On Sun, 11 Feb 2007, Zefram wrote:

Anything that looks like a System V timezone string is treated as such, via DT::TZ::SystemV. This interpretation overrides some of the zones and links in the Olson database, and a couple that were in DT::TZ only. In each case, of course, the overridden names existed for ad hoc backwards compatibility with System V.

I took a look at the patch, and I have a couple things I'd like to see changed.

First, I don't want to make these new modules requirements. What I'd prefer to do is just load them if they exist and use them. No one (that I recall) has asked for Posix or binary file support, so making them dependencies seems like overkill.

Given that, I don't want to change the handling of these names. This would be a backwards-incompatible change as it is, since in the Olson database a name like EST5EDT uses the US rules, meaning it includes many historical changes.

Your SystemV module's interpretation of this zone name would be very different. I think the Olson interpretation is probably better, since it's more correct in terms of current rules. An application that _really_ wanted the SysV interpretation could always explicitly construct a SystemV object and pass it to DateTime.

A filename (beginning with "/") is accepted as a timezone name, and the file is parsed by DT::TZ::Tzfile. (To consider: how should this facility behave on non-Unix systems? It would be nice to keep leading "/" as the signal to the parser that a filename is coming up. So the main options are (a) parse a Unix-like filename and translate to local form and (b) accept "/" followed by a local-form filename.)

This should probably use File::Spec->file_name_is_absolute() to figure this out. None of the currently valid names are absolute file names on any system (I think).

A leading ":" is accepted and ignored in any timezone name except for
the meta-name "local".  This provides compatibility of $TZ parsing with
the various libcs.

If I do "man tzset" on my system (Ubuntu edgy) it tells me this about a leading colon:

              :[filespec]

  If  the  file specification filespec is omitted, the time zone
  information is read from the file localtime in the system timezone
  directory, which nowadays usually is /usr/share/zoneinfo.  This file is
  in tzfile(5) format.  If filespec is given, it specifies another
  tzfile(5)-format file to read the time zone information from.  If
  filespec does not begin with a '/', the file specification is
  relative to the system timezone directory.

It seems like a leading colon for other things (like "EST5EDT") would be an error. Of course, removing it isn't a big deal.

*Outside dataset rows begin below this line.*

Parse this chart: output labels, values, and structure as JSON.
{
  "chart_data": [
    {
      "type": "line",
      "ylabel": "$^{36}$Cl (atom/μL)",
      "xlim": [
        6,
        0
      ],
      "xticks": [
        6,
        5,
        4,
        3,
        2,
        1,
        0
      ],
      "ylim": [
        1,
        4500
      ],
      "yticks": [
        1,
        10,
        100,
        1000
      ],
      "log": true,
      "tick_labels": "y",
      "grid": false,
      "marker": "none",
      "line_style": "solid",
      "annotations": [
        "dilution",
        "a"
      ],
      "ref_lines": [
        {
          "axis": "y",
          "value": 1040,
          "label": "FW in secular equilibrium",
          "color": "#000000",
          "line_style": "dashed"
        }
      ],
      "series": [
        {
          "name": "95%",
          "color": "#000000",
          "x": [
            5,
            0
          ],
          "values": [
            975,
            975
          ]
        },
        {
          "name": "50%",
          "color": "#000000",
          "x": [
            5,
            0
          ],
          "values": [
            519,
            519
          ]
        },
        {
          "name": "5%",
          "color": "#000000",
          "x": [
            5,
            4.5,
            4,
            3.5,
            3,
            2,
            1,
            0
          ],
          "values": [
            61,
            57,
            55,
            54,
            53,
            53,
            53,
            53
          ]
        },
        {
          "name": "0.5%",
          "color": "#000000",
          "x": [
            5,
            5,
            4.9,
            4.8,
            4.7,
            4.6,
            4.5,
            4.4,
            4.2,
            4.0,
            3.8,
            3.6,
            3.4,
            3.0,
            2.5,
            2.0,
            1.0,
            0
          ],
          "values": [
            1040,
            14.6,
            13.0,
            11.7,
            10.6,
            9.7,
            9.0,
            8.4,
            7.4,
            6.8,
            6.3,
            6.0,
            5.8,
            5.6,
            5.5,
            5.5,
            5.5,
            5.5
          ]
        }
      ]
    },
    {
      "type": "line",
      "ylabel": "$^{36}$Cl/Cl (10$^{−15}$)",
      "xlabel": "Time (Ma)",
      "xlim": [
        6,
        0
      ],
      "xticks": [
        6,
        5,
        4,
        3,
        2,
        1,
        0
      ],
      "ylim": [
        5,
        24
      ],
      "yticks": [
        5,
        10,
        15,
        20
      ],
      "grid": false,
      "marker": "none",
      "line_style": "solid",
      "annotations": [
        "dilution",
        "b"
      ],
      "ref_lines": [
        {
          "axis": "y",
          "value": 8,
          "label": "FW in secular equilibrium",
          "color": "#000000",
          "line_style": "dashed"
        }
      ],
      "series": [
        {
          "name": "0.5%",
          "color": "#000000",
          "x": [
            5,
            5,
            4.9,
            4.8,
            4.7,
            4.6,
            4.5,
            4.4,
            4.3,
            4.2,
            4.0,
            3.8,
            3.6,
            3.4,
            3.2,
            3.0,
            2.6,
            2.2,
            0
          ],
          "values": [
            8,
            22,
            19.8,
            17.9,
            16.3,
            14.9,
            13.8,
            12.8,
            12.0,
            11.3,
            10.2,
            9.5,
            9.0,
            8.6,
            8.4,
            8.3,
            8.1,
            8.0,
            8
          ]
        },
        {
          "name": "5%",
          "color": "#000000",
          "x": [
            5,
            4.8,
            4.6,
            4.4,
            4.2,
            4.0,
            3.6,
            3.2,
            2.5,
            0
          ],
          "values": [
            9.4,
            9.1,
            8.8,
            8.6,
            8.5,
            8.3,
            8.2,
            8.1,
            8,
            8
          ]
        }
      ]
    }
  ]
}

If a timezone name can't be parsed at all, the error comes from DT::TZ rather than DT::TZ::OffsetOnly. This makes the message less confusing, and is a cleaner arrangement.

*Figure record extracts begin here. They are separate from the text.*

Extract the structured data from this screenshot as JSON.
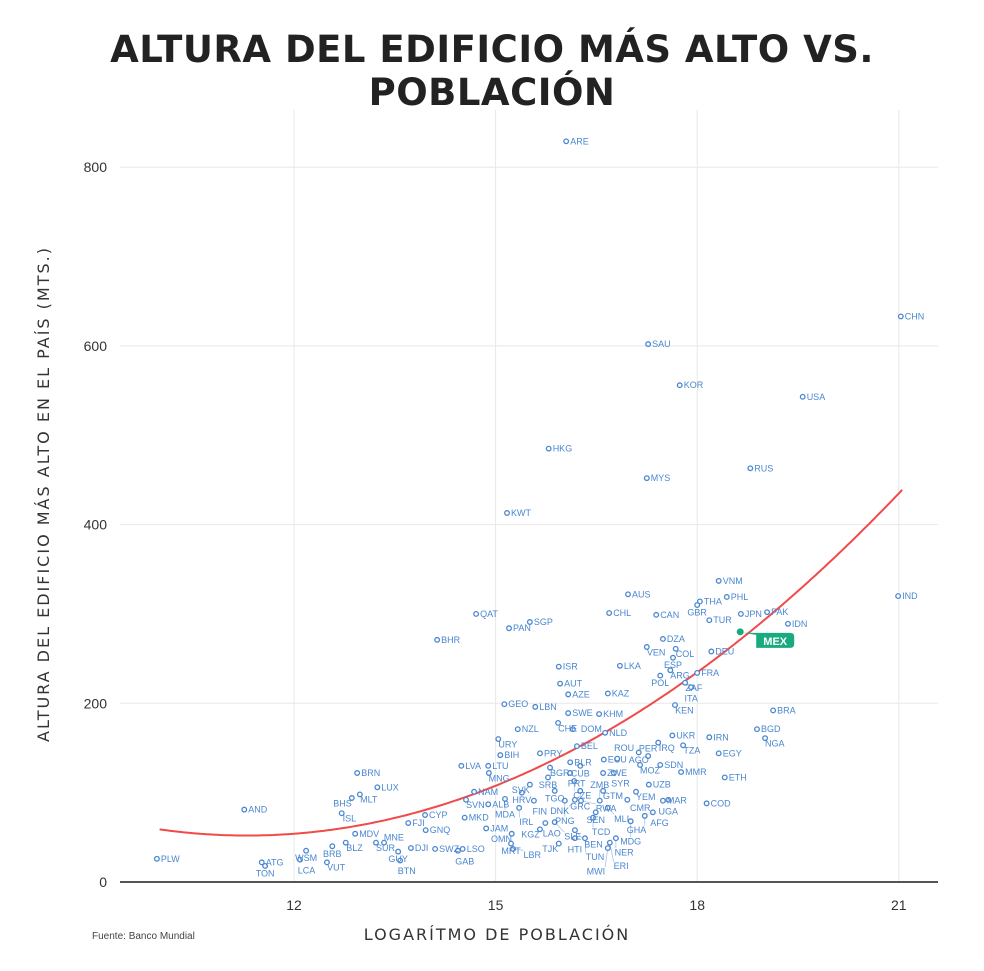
{
  "chart_data": {
    "type": "scatter",
    "title": "ALTURA DEL EDIFICIO MÁS ALTO VS. POBLACIÓN",
    "xlabel": "LOGARÍTMO DE POBLACIÓN",
    "ylabel": "ALTURA DEL EDIFICIO MÁS ALTO EN EL PAÍS (MTS.)",
    "xlim": [
      9.4,
      21.6
    ],
    "ylim": [
      0,
      850
    ],
    "xticks": [
      12,
      15,
      18,
      21
    ],
    "yticks": [
      0,
      200,
      400,
      600,
      800
    ],
    "grid": true,
    "source": "Fuente: Banco Mundial",
    "highlight": {
      "label": "MEX",
      "color": "#1aaa7f"
    },
    "point_color": "#4a86d0",
    "trend": {
      "type": "quadratic",
      "color": "#f04a4a",
      "x_range": [
        10,
        21.05
      ],
      "vertex_x": 11.3,
      "vertex_y": 52,
      "a": 4.07
    },
    "points": [
      [
        "ARE",
        16.05,
        829
      ],
      [
        "CHN",
        21.03,
        633
      ],
      [
        "SAU",
        17.27,
        602
      ],
      [
        "USA",
        19.57,
        543
      ],
      [
        "KOR",
        17.74,
        556
      ],
      [
        "HKG",
        15.79,
        485
      ],
      [
        "RUS",
        18.79,
        463
      ],
      [
        "MYS",
        17.25,
        452
      ],
      [
        "KWT",
        15.17,
        413
      ],
      [
        "VNM",
        18.32,
        337
      ],
      [
        "AUS",
        16.97,
        322
      ],
      [
        "IND",
        20.99,
        320
      ],
      [
        "THA",
        18.04,
        314
      ],
      [
        "GBR",
        18.0,
        310
      ],
      [
        "PHL",
        18.44,
        319
      ],
      [
        "QAT",
        14.71,
        300
      ],
      [
        "CHL",
        16.69,
        301
      ],
      [
        "CAN",
        17.39,
        299
      ],
      [
        "JPN",
        18.65,
        300
      ],
      [
        "PAK",
        19.04,
        302
      ],
      [
        "SGP",
        15.51,
        291
      ],
      [
        "TUR",
        18.18,
        293
      ],
      [
        "PAN",
        15.2,
        284
      ],
      [
        "IDN",
        19.35,
        289
      ],
      [
        "MEX",
        18.64,
        280
      ],
      [
        "BHR",
        14.13,
        271
      ],
      [
        "DZA",
        17.49,
        272
      ],
      [
        "VEN",
        17.25,
        263
      ],
      [
        "COL",
        17.68,
        261
      ],
      [
        "DEU",
        18.21,
        258
      ],
      [
        "ESP",
        17.64,
        251
      ],
      [
        "ISR",
        15.94,
        241
      ],
      [
        "LKA",
        16.85,
        242
      ],
      [
        "ARG",
        17.6,
        237
      ],
      [
        "POL",
        17.45,
        231
      ],
      [
        "FRA",
        18.0,
        234
      ],
      [
        "ZAF",
        17.82,
        223
      ],
      [
        "ITA",
        17.91,
        218
      ],
      [
        "AUT",
        15.96,
        222
      ],
      [
        "AZE",
        16.08,
        210
      ],
      [
        "KAZ",
        16.67,
        211
      ],
      [
        "GEO",
        15.13,
        199
      ],
      [
        "LBN",
        15.59,
        196
      ],
      [
        "KEN",
        17.67,
        198
      ],
      [
        "BRA",
        19.13,
        192
      ],
      [
        "SWE",
        16.08,
        189
      ],
      [
        "KHM",
        16.54,
        188
      ],
      [
        "CHE",
        15.93,
        178
      ],
      [
        "DOM",
        16.15,
        171
      ],
      [
        "NZL",
        15.33,
        171
      ],
      [
        "BGD",
        18.89,
        171
      ],
      [
        "NGA",
        19.01,
        161
      ],
      [
        "NLD",
        16.63,
        167
      ],
      [
        "URY",
        15.04,
        160
      ],
      [
        "IRN",
        18.18,
        162
      ],
      [
        "UKR",
        17.63,
        164
      ],
      [
        "IRQ",
        17.42,
        156
      ],
      [
        "TZA",
        17.79,
        153
      ],
      [
        "BEL",
        16.21,
        152
      ],
      [
        "BIH",
        15.07,
        142
      ],
      [
        "PRY",
        15.66,
        144
      ],
      [
        "AGO",
        17.13,
        145
      ],
      [
        "PER",
        17.27,
        141
      ],
      [
        "EGY",
        18.32,
        144
      ],
      [
        "ECU",
        16.61,
        137
      ],
      [
        "ROU",
        16.81,
        138
      ],
      [
        "BLR",
        16.11,
        134
      ],
      [
        "CUB",
        16.26,
        130
      ],
      [
        "MOZ",
        17.15,
        131
      ],
      [
        "SDN",
        17.45,
        131
      ],
      [
        "LVA",
        14.49,
        130
      ],
      [
        "LTU",
        14.89,
        130
      ],
      [
        "MNG",
        14.9,
        122
      ],
      [
        "MMR",
        17.76,
        123
      ],
      [
        "BGR",
        15.81,
        128
      ],
      [
        "ETH",
        18.41,
        117
      ],
      [
        "SRB",
        15.78,
        117
      ],
      [
        "PRT",
        16.11,
        122
      ],
      [
        "ZWE",
        16.6,
        122
      ],
      [
        "SYR",
        16.76,
        122
      ],
      [
        "CZE",
        16.17,
        113
      ],
      [
        "NAM",
        14.68,
        101
      ],
      [
        "UZB",
        17.28,
        109
      ],
      [
        "BRN",
        12.94,
        122
      ],
      [
        "LUX",
        13.24,
        106
      ],
      [
        "MLT",
        12.98,
        98
      ],
      [
        "BHS",
        12.86,
        94
      ],
      [
        "SVK",
        15.51,
        109
      ],
      [
        "GRC",
        16.26,
        102
      ],
      [
        "HRV",
        15.39,
        100
      ],
      [
        "TGO",
        15.88,
        102
      ],
      [
        "GTM",
        16.6,
        102
      ],
      [
        "YEM",
        17.09,
        101
      ],
      [
        "DNK",
        16.18,
        92
      ],
      [
        "FIN",
        15.57,
        91
      ],
      [
        "PNG",
        16.03,
        91
      ],
      [
        "RWA",
        16.27,
        91
      ],
      [
        "ZMB",
        16.55,
        91
      ],
      [
        "CMR",
        16.96,
        92
      ],
      [
        "MAR",
        17.49,
        91
      ],
      [
        "UGA",
        17.57,
        92
      ],
      [
        "COD",
        18.14,
        88
      ],
      [
        "SVN",
        14.56,
        92
      ],
      [
        "ALB",
        14.89,
        87
      ],
      [
        "MDA",
        15.14,
        93
      ],
      [
        "ISL",
        12.71,
        77
      ],
      [
        "AND",
        11.26,
        81
      ],
      [
        "CYP",
        13.95,
        75
      ],
      [
        "IRL",
        15.35,
        83
      ],
      [
        "SEN",
        16.49,
        78
      ],
      [
        "MLI",
        16.67,
        83
      ],
      [
        "AFG",
        17.34,
        78
      ],
      [
        "TCD",
        16.45,
        72
      ],
      [
        "GHA",
        17.22,
        74
      ],
      [
        "MDG",
        17.01,
        68
      ],
      [
        "MKD",
        14.54,
        72
      ],
      [
        "JAM",
        14.86,
        60
      ],
      [
        "FJI",
        13.7,
        66
      ],
      [
        "GNQ",
        13.96,
        58
      ],
      [
        "LAO",
        15.74,
        66
      ],
      [
        "SLE",
        15.88,
        67
      ],
      [
        "KGZ",
        15.66,
        59
      ],
      [
        "OMN",
        15.24,
        54
      ],
      [
        "BEN",
        16.18,
        58
      ],
      [
        "HTI",
        16.18,
        49
      ],
      [
        "TUN",
        16.33,
        49
      ],
      [
        "NER",
        16.79,
        49
      ],
      [
        "MDV",
        12.91,
        54
      ],
      [
        "BLZ",
        12.77,
        44
      ],
      [
        "BRB",
        12.57,
        40
      ],
      [
        "SUR",
        13.22,
        44
      ],
      [
        "MNE",
        13.34,
        44
      ],
      [
        "MRT",
        15.23,
        43
      ],
      [
        "TJK",
        15.94,
        43
      ],
      [
        "WSM",
        12.18,
        35
      ],
      [
        "DJI",
        13.74,
        38
      ],
      [
        "SWZ",
        14.1,
        37
      ],
      [
        "LSO",
        14.51,
        37
      ],
      [
        "GAB",
        14.44,
        35
      ],
      [
        "LBR",
        15.26,
        37
      ],
      [
        "ERI",
        16.7,
        44
      ],
      [
        "MWI",
        16.67,
        38
      ],
      [
        "GUY",
        13.55,
        34
      ],
      [
        "LCA",
        12.09,
        25
      ],
      [
        "VUT",
        12.49,
        22
      ],
      [
        "BTN",
        13.58,
        24
      ],
      [
        "PLW",
        9.96,
        26
      ],
      [
        "ATG",
        11.52,
        22
      ],
      [
        "TON",
        11.57,
        18
      ]
    ]
  }
}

That seems like a good thing.

Embedded "::"s are not allowed in place of "/" in Olson zone names.
That was an undocumented capability that didn't apply to link names.

That was probably accidental on my part.

In $TZ, *any* name other than "local" is accepted, as the documentation
already stated.  Previously a character set limitation was applied which
prevented the use of the numerical offset syntax.

Doh, also a good catch.

I'm about to upload DT::TZ 0.61, which includes some new bits for handling of local names, and a bunch of small doc changes. I'd love to see a new version of your patch against 0.61, with the following changes:

1. Make SystemV & Tzfile entirely optional.
2. Use the Olson versions of existing SystemV names (follows from 1)
3. Use File::Spec->file_name_is_absolute to determine if a name could be a path to a tz file.